The Target attackers used a staged approach to propagation, the report explains. First, they obtained a foothold on a new system through a manual connection (e.g. RDP) to assess its value. If they decided it was valuable, they upgraded their grip to a persistent one by adding a service to the target system backdoor or adding a backdoor.
In the case of retail breaches, the short-lived nature of attacks makes hiding in plain sight an attractive option for attackers, said Tal Be’ery, vice president of research for Aorato.
“For a short-lived campaign hiding in plain sight can be considered as a good enough camouflage from the attacker’s PoV [point of view], as the risk of detection is relatively small due to the current state of security measures and the relatively short campaign time,” he explained.

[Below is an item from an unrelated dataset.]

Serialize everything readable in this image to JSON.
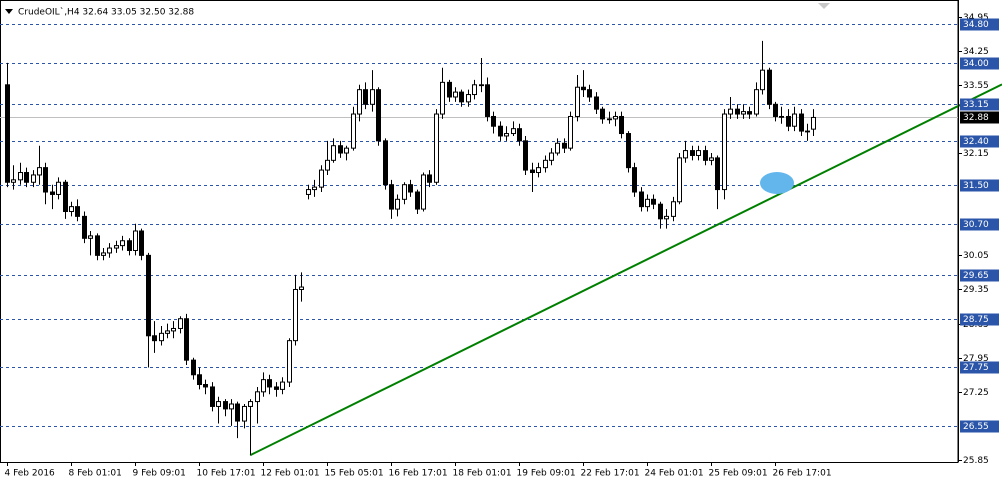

The Aorato report recommends organizations monitor and profile user access patterns, and utilize multi-factor authentication to protect sensitive systems. As an attacker’s first step begins with reconnaissance, the report also recommends keeping an eye out for signs of recon – with particular attention being paid to any change in LDAP queries. Other advice includes segregating networks, limiting user privileges and monitoring for the creation of new privileged user accounts.
When it comes to preventing data exfiltration, McAfee EMEA CTO Raj Samani said an organization’s firewall should monitor outgoing traffic against a list of known bad IPs, so that if a system internally is communicating with this system, it can be identified as an indication of compromise. Beyond this, organizations should also consider some form of network-based data loss prevention that will analyze outgoing traffic to determine whether it is indeed authorized to leave the environment, he said.
“The problem with disrupting the kill chain is that while it may eliminate the discovered breach, you don’t know where else a problem exists,” Morales said. “It needs to be done, but not in a manner obvious to the attacker. It might alert the attacker their presence is known allowing them to modify an ongoing attack for further evasion. The trick is to constrain the ability of the attack to cause any damage transparently to provide time to learn about the attacker while also identifying any further infections.”
“I have spent up to two weeks doing this,” he added. “It involves putting the infected systems into a sandbox where nothing gets hurt and more data can be collected. This should gather enough intel to identify all infected hosts and applications using some form of internal analysis tools.
In the end, the earlier an organization can disrupt the kill chain, the better.
“Since APT style attacks generally follow the stages of the kill chain, understanding and identifying these phases can help you to predict the attacker’s next move and put effective defenses in place,” said Lauren Barraco, product manager of AlienVault.”
*This story was updated to mention Lockheed Martin developed the Cyber Kill Chain framework.